A very nice gift indeed.  Well done!


 PD


----------



## cobaltbot (Feb 16, 2013)

Great work, she has to be thrilled with that!  I have a lot of green marble around here and want to start cutting small pieces to work into something.


----------



## Steve/sewell (Feb 16, 2013)

Nice Jim!![sm=thumbup1.gif],when I was young and poor (now old and poor) I made a lot of colonial furniture for our first house. Some of the pieces survived that I did a good enough job on. That looks like it was  a lot of fun to make and it really is the ultimate gift for someone. Now dont forget the long stem roses,Candy, Buildlabear,do the wash,neck massage,foot rub.......and then maybe your next expensive bottle purchase will be explained and excepted more easily.....yeah right[8D]


----------



## frozenmonkeyface (Feb 16, 2013)

What an amazing and thoughtful gift!!! I bet she was delighted!


----------



## UncleBruce (Feb 16, 2013)

Classic three leg table needs no leveling.  Sweet gift.  [sm=thumbup.gif]  PS I despise people with talent [8|] ... NOT!  Thanks for sharing.


----------



## bostaurus (Feb 16, 2013)

I know she will cherish that table.  It is lovely.  What kind of wood did you use?


----------



## sandchip (Feb 16, 2013)

> ORIGINAL:  Steve/sewell
> 
> Now don't forget the long stem roses, Candy, Buildlabear, do the wash, neck massage, foot rub.......and then maybe your next expensive bottle purchase will be explained and accepted more easily.....yeah right[8D]


 
 You got that right, brother!

 Melinda, the legs are old growth pine salvaged from a house Daddy tore down back in the early '70s.  The spindle is a section of a treated pine 4 x 4 left over from a job that had unusually tight grain for what you see in the lumberyard nowadays.
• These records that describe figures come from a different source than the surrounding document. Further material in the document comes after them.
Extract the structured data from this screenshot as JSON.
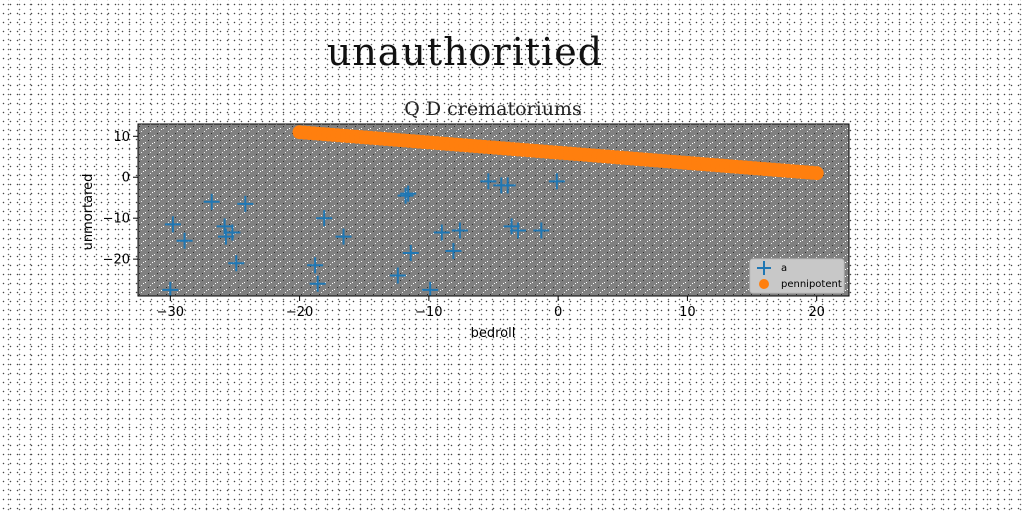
{
  "suptitle": "unauthoritied",
  "chart_data": {
    "type": "scatter",
    "title": "Q D crematoriums",
    "xlabel": "bedroll",
    "ylabel": "unmortared",
    "xlim": [
      -32.5,
      22.5
    ],
    "ylim": [
      -29,
      13
    ],
    "xticks": [
      -30,
      -20,
      -10,
      0,
      10,
      20
    ],
    "yticks": [
      -20,
      -10,
      0,
      10
    ],
    "grid": false,
    "legend_position": "lower-right",
    "background_color": "#808080",
    "series": [
      {
        "name": "a",
        "marker": "plus",
        "color": "#1f77b4",
        "x": [
          -29.8,
          -28.9,
          -30.0,
          -26.8,
          -25.8,
          -25.7,
          -25.2,
          -24.9,
          -24.2,
          -18.8,
          -18.6,
          -18.1,
          -16.6,
          -12.4,
          -11.8,
          -11.6,
          -11.4,
          -9.9,
          -9.0,
          -8.1,
          -7.6,
          -5.4,
          -4.4,
          -3.9,
          -3.6,
          -3.1,
          -1.3,
          -0.1
        ],
        "y": [
          -11.5,
          -15.5,
          -27.5,
          -6.0,
          -12.0,
          -14.5,
          -13.5,
          -21.0,
          -6.5,
          -21.5,
          -26.0,
          -10.0,
          -14.5,
          -24.0,
          -4.5,
          -4.0,
          -18.5,
          -27.5,
          -13.5,
          -18.0,
          -13.0,
          -1.0,
          -2.0,
          -2.0,
          -12.0,
          -13.0,
          -13.0,
          -1.0
        ]
      },
      {
        "name": "pennipotent",
        "marker": "circle",
        "color": "#ff7f0e",
        "x_start": -20,
        "x_end": 20,
        "y_start": 11,
        "y_end": 1,
        "point_count": 110
      }
    ]
  }
}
 By the way, I wouldn't be able to do much of anything if it hadn't been for Daddy.  So really, he gets the credit here, not me.  I just wish he was still around to show it to.


----------



## Plumbata (Feb 16, 2013)

That is a slick looking table and the pine does indeed look particularly good relative to what is usually available. Also, great work on the joinery, and with a home-made router table no less!


----------



## frozenmonkeyface (Feb 18, 2013)

I'm sure he sees it and how good you are to your sweet bride.


----------



## Stardust (Feb 19, 2013)

Very sweet ! I always love a handmade gift! 
 I bet she loved it! Great job!
 Thanks for sharing!


----------



## AMChandler (Feb 21, 2013)

Gorgeous! Great job.


----------



## sandchip (Feb 21, 2013)

Thanks, everybody.  I really do appreciate the kind words.


----------